For the first one, work out what sin(x+iy) is in terms of real functions of x and y. Branch cuts are ways of restricting the selecting part of the complex plane so that a 'function' that would be multiple valued (like sqrt(z), if z^2=y then also (-z)^2=y) can be restricted to a single value (a branch). Is e^z one of those cases where there are multiple values of y such that y=e^z?

 

[latentcorpse]

ok:
(i) $\sin(x+iy)=i[\sin{x} \cosh{y} + \cos{x} \sinh{y}]$ which diverges due to the hyperbolic trig functions and hence can't be bounded-is that ok?

(ii)so if we have some f(z) that is multivalued i.e. there is more than one z that produces the same value of f(z) then is it true that these different values of z are the different "branches"?
and so we restrict the copmlex plane in such a way so that we only have one value of z that corresponds to that f(z)-this is essentially cutting out the branches we don't want -are these true - leaving us with the "principal" branch?

(iii)in my notes, when it starts talking about this it first discusses how we get a discontinuity in arg(z) on the negative real axis - what is the connection between this and the branches?

(iv)for $z=|z|e^{i \theta}$, when we choose the principal argument is that essentialy a branch cut?

(v)for the example you give,
$f(z)=|z|^{\frac{1}{2}}e^{i \frac{\theta}{2}}$ and so for $\theta \rightarrow \theta + 4k \pi , k \in \mathbb{Z}$, we get different branches - we make a branch cut by restricting the argument to a value in the interval $\left[-\pi,\pi \right]$ - is that true?

(vi)$e^z=e^{x+iy}=e^x(\cos{y}=i \sin{y})$ - is it true that $y \rightarrow y + 2 \pi$ would give the same value and so this is a multivalued function and therefore has multiple branches?

 

[Dick]

i) your expansion sin(z) is a bit off. cos(iy)=cosh(y), not i*cosh(y), but your conclusion is correct.
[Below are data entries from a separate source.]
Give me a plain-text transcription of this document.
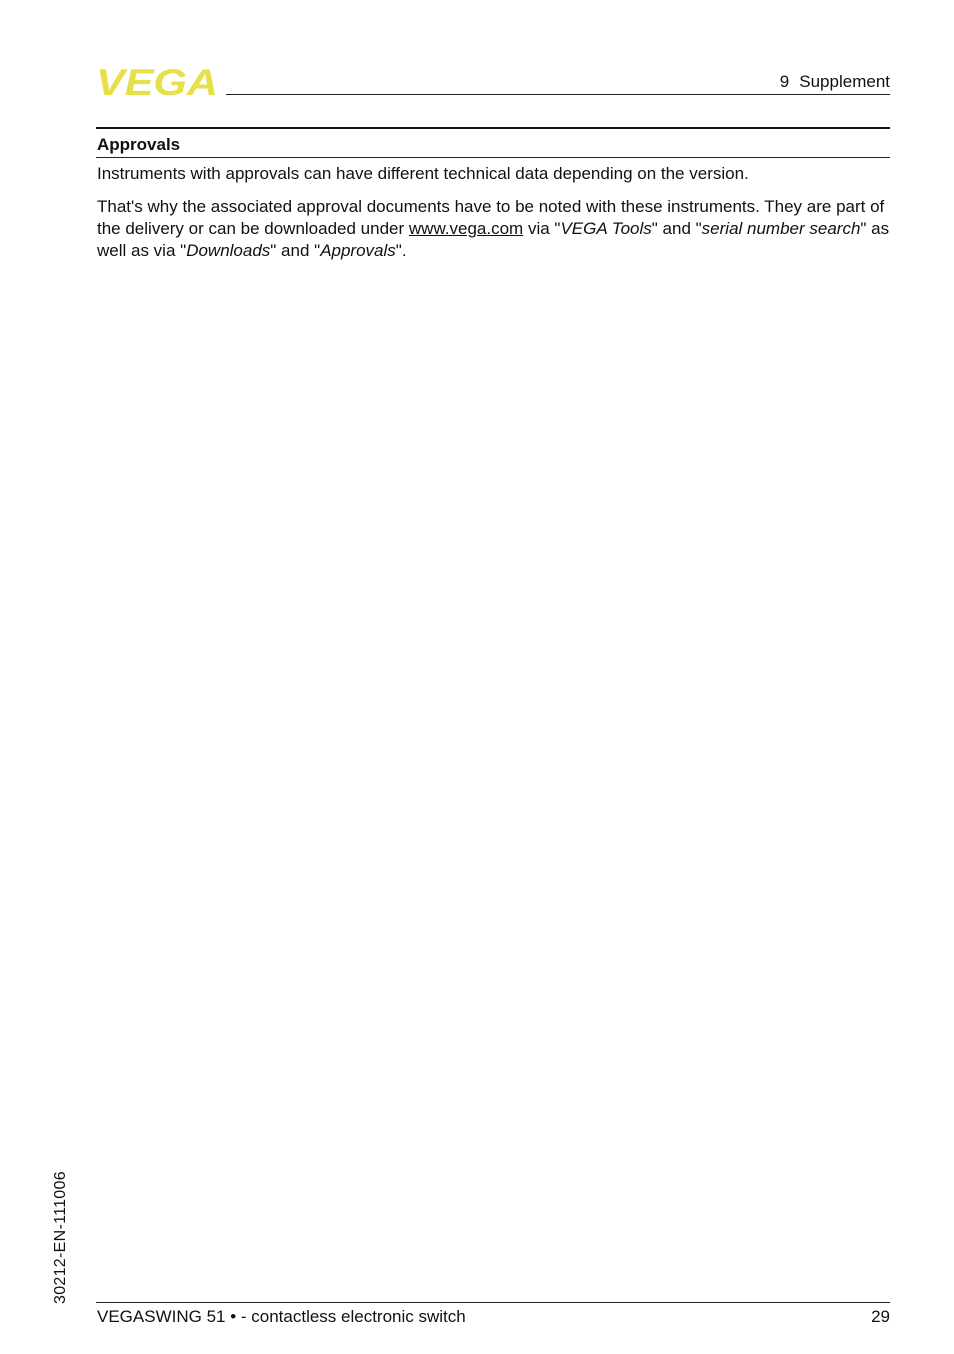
VEGA	9 Supplement
Approvals

Instruments with approvals can have different technical data depending on the version.

That's why the associated approval documents have to be noted with these instruments. They are part of the delivery or can be downloaded under www.vega.com via "VEGA Tools" and "serial number search" as well as via "Downloads" and "Approvals".

30212-EN-111006
VEGASWING 51 • - contactless electronic switch	29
And yes, a branch cut let's you define a single valued function from a multiple values 'function', by selecting a uniform choice of one of the values. For the rest of your questions, you seem to be confusing exp and log. It's true that exp(z)=exp(z+2*pi*i). But that doesn't mean exp(z) is multivalued, it means that its inverse, log, is multivalued. log needs a branch cut to be well defined, not exp(z).

 

[latentcorpse]

why does it need a branch cut to be well defined?

also can u explain point (iii) in post 3?

 

[Dick]

Because I could define log(1) to be either 0 or 2*pi*i among other choices. Defining log(|z|*exp(i*arg(z))=log(|z|)+i*arg(z). The first case corresponds to picking arg(1)=0 and the second to arg(1)=2*pi. They are both equally valid choices. If I extend the arg continuously in the first case, when I approach the negative real axis by circling ABOVE the origin I wind up near arg(z)=pi. When I circle BELOW I wind up near arg(z)=-pi. They don't match. So I cut out the negative real axis from the domain and don't worry about it. Starting with 2*pi gives me another branch of the log.